Nanostructural surface treatment of a semiconductor and the deposition of zero-dimensional nanoinclusions from another homogeneous semiconductor material on it leads to the appearance of quantum dots (QDs), that is, nano-inclusions with dimensions of 10 ÷ 40 nm. These nano-inclusions are identified as quantum dots, since their energy spectrum consists of a set of discrete levels, similar to that of a single atom. Quantum dots of high concentration on the sensitive surface of the FP contribute to the appearance of an additional concentration of e-d pairs in the process of converting solar radiation into electrical energy.
The analysis of scientific publications on the current state of the problem of increasing the efficiency of conversion of solar and thermal energy into electrical energy using solar cells and thermoelectric converters has been carried out.
For further research in the field of increasing the efficiency of solar energy conversion into electrical and thermal energy, taking into account the widespread use of photo-and thermoelectric converters in photo-energy, as well as the availability of manufacturing technology as objects, silicon-based solar cells and thermoelectric converters based on bismuth systems were used -tellurium.

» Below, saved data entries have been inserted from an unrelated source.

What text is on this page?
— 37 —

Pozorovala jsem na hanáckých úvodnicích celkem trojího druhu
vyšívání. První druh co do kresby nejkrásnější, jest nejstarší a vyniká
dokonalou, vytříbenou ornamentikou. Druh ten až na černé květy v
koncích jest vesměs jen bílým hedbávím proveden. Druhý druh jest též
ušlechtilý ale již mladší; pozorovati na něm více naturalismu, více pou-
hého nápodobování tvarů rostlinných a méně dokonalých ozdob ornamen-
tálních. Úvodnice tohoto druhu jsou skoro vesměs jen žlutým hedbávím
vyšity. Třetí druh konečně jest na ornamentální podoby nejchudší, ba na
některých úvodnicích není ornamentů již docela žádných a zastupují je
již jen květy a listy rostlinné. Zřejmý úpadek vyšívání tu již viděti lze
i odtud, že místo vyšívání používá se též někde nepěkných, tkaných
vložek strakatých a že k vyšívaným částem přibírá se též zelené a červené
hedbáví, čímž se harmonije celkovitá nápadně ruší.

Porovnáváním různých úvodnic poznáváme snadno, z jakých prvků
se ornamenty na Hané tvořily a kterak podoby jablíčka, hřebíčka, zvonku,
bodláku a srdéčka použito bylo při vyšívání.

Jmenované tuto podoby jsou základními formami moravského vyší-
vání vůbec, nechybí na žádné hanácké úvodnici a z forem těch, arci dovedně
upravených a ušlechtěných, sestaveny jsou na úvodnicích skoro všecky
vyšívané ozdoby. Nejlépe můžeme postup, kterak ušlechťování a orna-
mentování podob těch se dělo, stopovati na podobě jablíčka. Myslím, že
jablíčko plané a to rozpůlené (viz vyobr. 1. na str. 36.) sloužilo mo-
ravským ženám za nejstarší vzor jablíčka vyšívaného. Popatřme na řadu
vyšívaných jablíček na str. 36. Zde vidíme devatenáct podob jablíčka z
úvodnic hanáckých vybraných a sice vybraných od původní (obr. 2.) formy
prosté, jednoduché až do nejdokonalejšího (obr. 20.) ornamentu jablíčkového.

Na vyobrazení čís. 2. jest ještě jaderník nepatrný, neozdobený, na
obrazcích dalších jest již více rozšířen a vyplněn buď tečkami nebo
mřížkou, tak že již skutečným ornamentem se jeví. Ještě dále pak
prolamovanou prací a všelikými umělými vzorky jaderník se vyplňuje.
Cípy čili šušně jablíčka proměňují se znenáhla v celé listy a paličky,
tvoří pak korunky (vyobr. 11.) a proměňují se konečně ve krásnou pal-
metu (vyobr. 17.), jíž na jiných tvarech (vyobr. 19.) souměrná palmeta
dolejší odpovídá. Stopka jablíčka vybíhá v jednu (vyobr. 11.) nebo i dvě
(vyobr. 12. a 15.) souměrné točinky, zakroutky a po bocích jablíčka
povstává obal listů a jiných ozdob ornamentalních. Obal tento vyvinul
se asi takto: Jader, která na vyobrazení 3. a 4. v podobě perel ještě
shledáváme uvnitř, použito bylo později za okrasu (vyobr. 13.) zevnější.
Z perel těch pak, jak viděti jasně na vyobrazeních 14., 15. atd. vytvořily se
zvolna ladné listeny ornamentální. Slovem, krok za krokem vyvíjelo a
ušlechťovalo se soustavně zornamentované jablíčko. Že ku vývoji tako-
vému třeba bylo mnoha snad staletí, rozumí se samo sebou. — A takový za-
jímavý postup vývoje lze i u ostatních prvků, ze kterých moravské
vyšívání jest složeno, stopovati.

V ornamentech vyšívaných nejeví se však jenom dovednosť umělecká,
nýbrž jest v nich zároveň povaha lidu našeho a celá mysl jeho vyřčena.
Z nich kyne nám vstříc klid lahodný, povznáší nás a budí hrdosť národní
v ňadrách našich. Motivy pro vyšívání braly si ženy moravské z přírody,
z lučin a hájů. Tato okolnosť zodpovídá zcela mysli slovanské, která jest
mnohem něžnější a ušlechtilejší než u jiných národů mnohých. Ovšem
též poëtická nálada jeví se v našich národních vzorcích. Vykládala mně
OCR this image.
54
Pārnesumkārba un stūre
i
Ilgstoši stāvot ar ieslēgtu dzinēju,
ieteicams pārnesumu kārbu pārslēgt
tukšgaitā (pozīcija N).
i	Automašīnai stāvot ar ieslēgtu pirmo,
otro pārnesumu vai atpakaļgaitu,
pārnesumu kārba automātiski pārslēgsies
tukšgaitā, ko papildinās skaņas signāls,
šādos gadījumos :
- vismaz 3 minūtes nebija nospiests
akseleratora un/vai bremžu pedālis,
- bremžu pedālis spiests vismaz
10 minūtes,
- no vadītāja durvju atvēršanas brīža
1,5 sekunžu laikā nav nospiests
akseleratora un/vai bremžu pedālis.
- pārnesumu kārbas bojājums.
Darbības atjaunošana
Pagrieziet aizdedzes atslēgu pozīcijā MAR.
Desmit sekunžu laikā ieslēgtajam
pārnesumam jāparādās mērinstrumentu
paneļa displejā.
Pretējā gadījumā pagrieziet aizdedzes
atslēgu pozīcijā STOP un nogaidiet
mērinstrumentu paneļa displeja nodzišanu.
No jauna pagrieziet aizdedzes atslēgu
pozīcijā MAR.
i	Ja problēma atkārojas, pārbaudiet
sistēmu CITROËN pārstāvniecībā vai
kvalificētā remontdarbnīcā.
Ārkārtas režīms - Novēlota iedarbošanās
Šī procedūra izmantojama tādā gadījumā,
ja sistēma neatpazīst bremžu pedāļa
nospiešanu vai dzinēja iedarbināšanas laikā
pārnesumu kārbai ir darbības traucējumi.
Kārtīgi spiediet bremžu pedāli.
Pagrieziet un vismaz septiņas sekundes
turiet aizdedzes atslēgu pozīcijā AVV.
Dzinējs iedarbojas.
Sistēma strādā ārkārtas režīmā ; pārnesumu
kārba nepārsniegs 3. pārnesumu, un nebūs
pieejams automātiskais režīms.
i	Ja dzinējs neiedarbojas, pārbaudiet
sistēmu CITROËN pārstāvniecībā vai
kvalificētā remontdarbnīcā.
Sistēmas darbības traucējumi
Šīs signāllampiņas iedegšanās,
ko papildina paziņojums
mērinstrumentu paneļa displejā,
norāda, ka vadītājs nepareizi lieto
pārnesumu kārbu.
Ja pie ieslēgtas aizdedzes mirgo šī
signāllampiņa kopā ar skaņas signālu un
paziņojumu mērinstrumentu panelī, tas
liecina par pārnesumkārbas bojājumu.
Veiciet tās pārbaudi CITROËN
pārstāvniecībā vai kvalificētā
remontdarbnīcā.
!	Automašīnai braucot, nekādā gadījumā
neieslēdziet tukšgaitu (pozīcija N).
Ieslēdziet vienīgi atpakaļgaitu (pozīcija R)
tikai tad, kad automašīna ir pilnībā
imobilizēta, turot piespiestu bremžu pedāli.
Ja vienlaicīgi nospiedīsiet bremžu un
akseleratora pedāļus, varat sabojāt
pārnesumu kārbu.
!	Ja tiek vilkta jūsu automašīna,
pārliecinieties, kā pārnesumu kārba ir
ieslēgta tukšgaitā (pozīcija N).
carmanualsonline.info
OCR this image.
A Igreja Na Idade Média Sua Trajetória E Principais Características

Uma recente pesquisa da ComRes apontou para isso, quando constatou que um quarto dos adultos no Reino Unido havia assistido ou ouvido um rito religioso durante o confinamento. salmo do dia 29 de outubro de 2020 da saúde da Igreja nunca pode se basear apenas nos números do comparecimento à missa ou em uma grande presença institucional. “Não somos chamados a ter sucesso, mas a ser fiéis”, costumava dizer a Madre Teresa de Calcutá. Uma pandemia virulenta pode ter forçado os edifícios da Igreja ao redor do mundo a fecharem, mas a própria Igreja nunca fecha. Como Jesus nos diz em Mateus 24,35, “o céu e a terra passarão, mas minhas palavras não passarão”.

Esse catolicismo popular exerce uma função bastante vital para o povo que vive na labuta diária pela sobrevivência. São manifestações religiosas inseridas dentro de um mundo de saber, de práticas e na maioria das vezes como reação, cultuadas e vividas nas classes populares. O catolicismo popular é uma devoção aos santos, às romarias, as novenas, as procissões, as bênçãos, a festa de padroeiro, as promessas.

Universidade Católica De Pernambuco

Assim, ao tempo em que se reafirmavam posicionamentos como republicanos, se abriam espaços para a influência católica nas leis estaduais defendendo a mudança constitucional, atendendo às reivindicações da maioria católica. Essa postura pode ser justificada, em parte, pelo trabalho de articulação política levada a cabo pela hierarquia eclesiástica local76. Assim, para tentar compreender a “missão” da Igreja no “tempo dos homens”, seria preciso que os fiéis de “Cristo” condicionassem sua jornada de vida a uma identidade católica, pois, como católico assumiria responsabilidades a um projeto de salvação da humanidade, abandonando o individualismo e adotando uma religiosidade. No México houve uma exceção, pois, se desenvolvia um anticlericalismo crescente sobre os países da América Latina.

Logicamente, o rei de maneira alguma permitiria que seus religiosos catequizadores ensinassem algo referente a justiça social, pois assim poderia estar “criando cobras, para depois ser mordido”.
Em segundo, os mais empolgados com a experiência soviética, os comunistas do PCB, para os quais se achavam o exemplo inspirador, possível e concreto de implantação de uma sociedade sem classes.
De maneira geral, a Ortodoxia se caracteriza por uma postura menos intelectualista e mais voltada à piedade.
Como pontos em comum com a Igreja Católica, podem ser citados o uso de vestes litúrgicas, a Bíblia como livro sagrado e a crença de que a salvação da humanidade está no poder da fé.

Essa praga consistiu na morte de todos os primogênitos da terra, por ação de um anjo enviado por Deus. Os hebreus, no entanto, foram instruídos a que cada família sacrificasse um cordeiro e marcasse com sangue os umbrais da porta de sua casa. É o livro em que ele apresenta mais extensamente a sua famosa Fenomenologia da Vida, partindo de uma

The design of a combined installation for the conversion of solar radiation, consisting of solar cells and thermoelements, is proposed. The results of measurements of parameters of the combined installation based on photovoltaic cells from crystalline silicon and thermoelements of the bismuth-tellurium system are presented. It is shown that the combined installation increases the conversion efficiency of solar radiation by 5% and such installations can be operated in countries with very hot climates.
A laboratory sample of a combined system — a phototransducer, a thermoelectric converter based on silicon SCs and bismuth – tellurium thermal converters — was developed and manufactured. The possibility of increasing the efficiency of the combined system by 5% compared with a photovoltaic battery is shown.